Opinion
06-16-2016
Salvatore Adamo, Albany, for appellant. Kathleen B. Hogan, District Attorney, Lake George (Emilee B. Davenport of counsel), for respondent.
Salvatore Adamo, Albany, for appellant.
Kathleen B. Hogan, District Attorney, Lake George (Emilee B. Davenport of counsel), for respondent.
Before: PETERS, P.J., LAHTINEN, GARRY, CLARK and MULVEY, JJ.
Opinion
GARRY, J. Appeal from a judgment of the County Court of Warren County (Hall Jr., J.), rendered July 30, 2014, convicting defendant upon his plea of guilty of the crimes of criminal possession of a controlled substance in the third degree and criminal possession of a controlled substance in the seventh degree.

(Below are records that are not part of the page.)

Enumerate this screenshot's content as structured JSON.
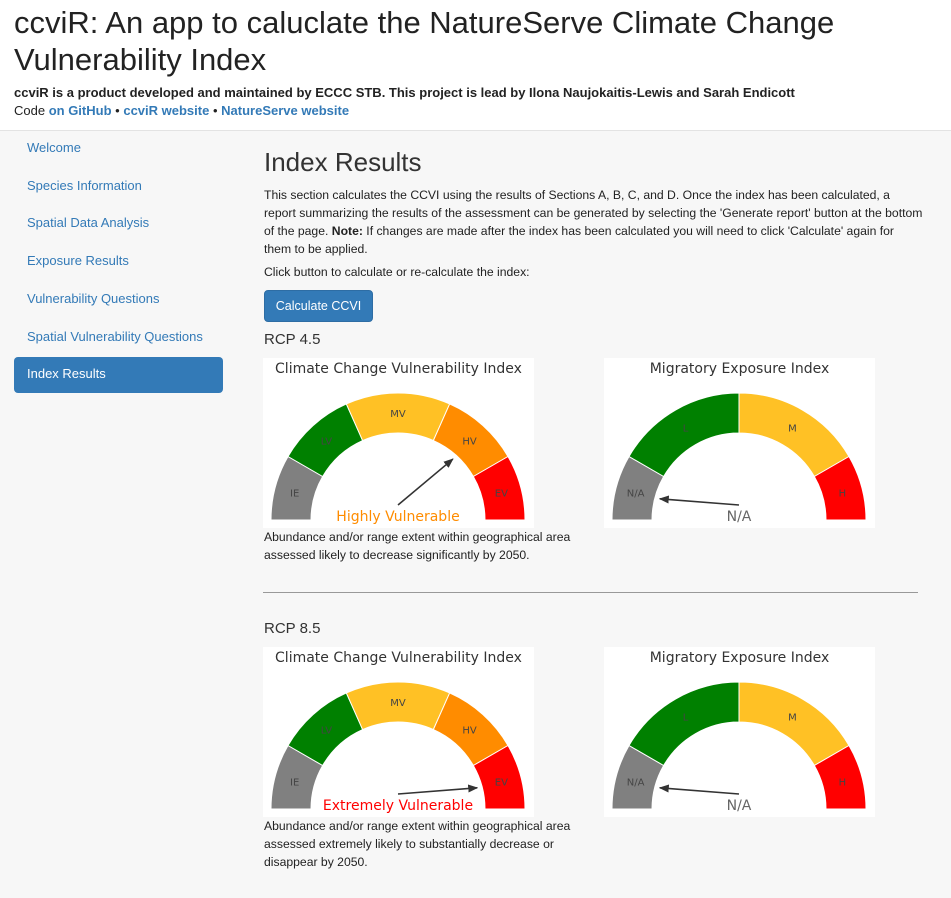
{
  "header": {
    "title": "ccviR: An app to caluclate the NatureServe Climate Change Vulnerability Index",
    "byline": "ccviR is a product developed and maintained by ECCC STB. This project is lead by Ilona Naujokaitis-Lewis and Sarah Endicott",
    "code_prefix": "Code",
    "link_github": "on GitHub",
    "bullet": "•",
    "link_ccvir": "ccviR website",
    "link_natureserve": "NatureServe website"
  },
  "sidebar": {
    "items": [
      {
        "label": "Welcome"
      },
      {
        "label": "Species Information"
      },
      {
        "label": "Spatial Data Analysis"
      },
      {
        "label": "Exposure Results"
      },
      {
        "label": "Vulnerability Questions"
      },
      {
        "label": "Spatial Vulnerability Questions"
      },
      {
        "label": "Index Results"
      }
    ],
    "active_index": 6
  },
  "main": {
    "title": "Index Results",
    "intro_before_note": "This section calculates the CCVI using the results of Sections A, B, C, and D. Once the index has been calculated, a report summarizing the results of the assessment can be generated by selecting the 'Generate report' button at the bottom of the page. ",
    "note_label": "Note:",
    "intro_after_note": " If changes are made after the index has been calculated you will need to click 'Calculate' again for them to be applied.",
    "click_text": "Click button to calculate or re-calculate the index:",
    "calc_button": "Calculate CCVI"
  },
  "colors": {
    "gray": "#808080",
    "green": "#008000",
    "yellow": "#FFC125",
    "orange": "#FF8C00",
    "red": "#FF0000",
    "accent": "#337ab7"
  },
  "results": [
    {
      "rcp": "RCP 4.5",
      "ccvi": {
        "title": "Climate Change Vulnerability Index",
        "segments": [
          "IE",
          "LV",
          "MV",
          "HV",
          "EV"
        ],
        "value": "HV",
        "value_label": "Highly Vulnerable",
        "value_color": "#FF8C00"
      },
      "mei": {
        "title": "Migratory Exposure Index",
        "segments": [
          "N/A",
          "L",
          "M",
          "H"
        ],
        "value": "N/A",
        "value_label": "N/A"
      },
      "description": "Abundance and/or range extent within geographical area assessed likely to decrease significantly by 2050."
    },
    {
      "rcp": "RCP 8.5",
      "ccvi": {
        "title": "Climate Change Vulnerability Index",
        "segments": [
          "IE",
          "LV",
          "MV",
          "HV",
          "EV"
        ],
        "value": "EV",
        "value_label": "Extremely Vulnerable",
        "value_color": "#FF0000"
      },
      "mei": {
        "title": "Migratory Exposure Index",
        "segments": [
          "N/A",
          "L",
          "M",
          "H"
        ],
        "value": "N/A",
        "value_label": "N/A"
      },
      "description": "Abundance and/or range extent within geographical area assessed extremely likely to substantially decrease or disappear by 2050."
    }
  ]
}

Defendant pleaded guilty as charged to criminal possession of a controlled substance in the third degree and criminal possession of a controlled substance in the seventh degree. County Court thereafter sentenced him to eight years in prison, to be followed by 1 ½ years of postrelease supervision, with the sentence to run concurrently to a sentence he was currently serving. Defendant appeals, and we affirm.
Initially, defendant's contention that his plea was not knowing, voluntary and intelligent and that he was denied the effective assistance of counsel were not preserved for our review by an appropriate postallocution motion (see People v. Trombley, 115 A.D.3d 1114, 1114, 982 N.Y.S.2d 791 [2014], lv. denied 23 N.Y.3d 1068, 994 N.Y.S.2d 327, 18 N.E.3d 1148 [2014] ). As to the plea, we note that the narrow exception to the preservation requirement was triggered by defendant's initial denial during the plea colloquy that he had the intent to sell the narcotics, thus negating an element of criminal possession of a controlled substance in the third degree (see Penal Law § 220.16[1] ), and triggering a duty on the part of County Court to conduct further inquiry (see People v. Lopez, 71 N.Y.2d 662, 666, 529 N.Y.S.2d 465, 525 N.E.2d 5 [2013] ; People v. Peterson, 124 A.D.3d 993, 994, 1 N.Y.S.3d 517 [2015] ; People v. Morehouse, 109 A.D.3d 1022, 1022, 972 N.Y.S.2d 729 [2013] ). However, the record reveals that the court did then conduct sufficient further inquiry of defendant to confirm that he understood the nature of the charge and ensure the validity of the plea, and defendant thereafter admitted to having the requisite intent to sell. “[A]s defendant failed to express any dissatisfaction with the court's remedial action in this regard, defendant has waived any further challenge to his allocution” (People v. English, 100 A.D.3d 1147, 1148, 953 N.Y.S.2d 722 [2012] ; see People v. Karolys, 85 A.D.3d 1213, 923 N.Y.S.2d 921 [2011], lv. denied 17 N.Y.3d 818, 929 N.Y.S.2d 807, 954 N.E.2d 98 [2011] ). Accordingly, we find that the plea was knowing, voluntary and intelligent (see People v. Lopez, 71 N.Y.2d at 667–668, 529 N.Y.S.2d 465, 525 N.E.2d 5 ; People v. Howard, 119 A.D.3d 1090, 1090, 988 N.Y.S.2d 726 [2014], lv. denied 24 N.Y.3d 961, 996 N.Y.S.2d 221, 20 N.E.3d 1001 [2014] ).
Finally, as to defendant's claim that the sentence is harsh and excessive, the record reveals no abuse of discretion or extraordinary circumstances warranting a reduction of the sentence (see People v. Harold, 123 A.D.3d 1237, 1238, 996 N.Y.S.2d 554 [2014] ; People v. Terry, 122 A.D.3d 955, 956, 994 N.Y.S.2d 723 [2014] ).
ORDERED that the judgment is affirmed.
PETERS, P.J., LAHTINEN, CLARK and MULVEY, JJ., concur.